Namibian President Hage Geingob says: “Comrade Mugabe was an outstanding revolutionary, a tenacious freedom fighter and a dedicated Pan Africanist.

“He made enormous sacrifices in the struggle against injustice and the liberation of Southern Africa from racial subjugation and colonial oppression.

“As Namibians we owe President Mugabe deep sense of gratitude for his immense and selfless contribution to the liberation of our country.”

A correspondent’s first impressions

I first met Mugabe in 1975 as a United Nations correspondent covering a conference in Maputo supporting the liberation movements in Zimbabwe, Namibia and South Africa.

His passionate call for the people of those countries to avoid the mistakes that Mozambique had made in driving out white farmers and entrepreneurs made him one of the most impressive liberation leaders I had encountered.

Mugabe took a tough line at the Lancaster House Conference three years later, repeatedly telling his British hosts that with power awaiting him, he did not need to be negotiating.

To no-one’s great surprise, Mugabe won a landslide victory in Zimbabwe’s first democratic election.

His first years in that job were a resounding success.

Apartheid ministers I spoke to in Pretoria in the mid-eighties said if Mugabe was the face of majority rule in the region, they could deal with it.

'History will judge him harshly'

But then came the massacre of thousands of Joshua Nkomo’s supporters in Matabeleland backed by North Korean special forces.

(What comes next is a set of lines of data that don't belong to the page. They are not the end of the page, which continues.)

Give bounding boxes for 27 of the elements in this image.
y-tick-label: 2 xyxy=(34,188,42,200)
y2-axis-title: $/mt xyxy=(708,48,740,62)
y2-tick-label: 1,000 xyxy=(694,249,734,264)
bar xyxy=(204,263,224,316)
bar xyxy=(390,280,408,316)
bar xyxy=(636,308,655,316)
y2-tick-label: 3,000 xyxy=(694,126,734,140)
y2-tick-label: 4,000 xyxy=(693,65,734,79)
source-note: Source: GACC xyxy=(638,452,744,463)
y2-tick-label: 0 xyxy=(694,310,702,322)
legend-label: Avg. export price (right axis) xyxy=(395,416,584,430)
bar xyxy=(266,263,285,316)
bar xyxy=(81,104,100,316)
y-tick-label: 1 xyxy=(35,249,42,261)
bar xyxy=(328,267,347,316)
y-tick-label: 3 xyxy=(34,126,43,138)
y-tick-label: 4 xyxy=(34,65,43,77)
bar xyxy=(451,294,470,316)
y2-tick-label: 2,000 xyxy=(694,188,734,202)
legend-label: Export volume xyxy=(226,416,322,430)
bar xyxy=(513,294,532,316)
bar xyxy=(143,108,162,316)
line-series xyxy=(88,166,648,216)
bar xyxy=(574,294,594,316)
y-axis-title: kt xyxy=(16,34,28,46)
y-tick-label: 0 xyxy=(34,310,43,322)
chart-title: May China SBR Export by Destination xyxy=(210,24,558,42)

When he lost a constitutional referendum and was in danger of losing an election to the Movement for Democratic Change, Mugabe attempted to regain support by offering Zimbabweans land.

This he seized from whites farmers. He intimidated and even killed those resisting, driving at least 100 black workers off the land with every white farmer he dispossessed.

The policy lost him British government support and drove Zimbabwe into agricultural collapse and a downward economic spiral from which it has yet to emerge.

At one point inflation was 200 000 000 percent as the region’s bread basket, that once exported food to its neighbours, became the basket case dependent on emergency food aid.

Former anti-apartheid activist and British Foreign Office Minister Lord Peter Hain calls Mugabe a classic case of a liberation leader who betrayed the very values for which he was imprisoned and tortured.

“History will judge Robert Mugabe very harshly,” says Lord Hain.

“We were delighted when he came to power ending the white racist rebel government of Ian Smith. He talked of reconciliation and the values we had all be fighting for,” he says.

“Sadly he deteriorated into leading a corrupt regime that flouted human rights and the rule of law.”

Lord Hain advocated slapping sanctions on Mugabe’s Zanu PF government – which are still in place – or stealing elections and violating human rights.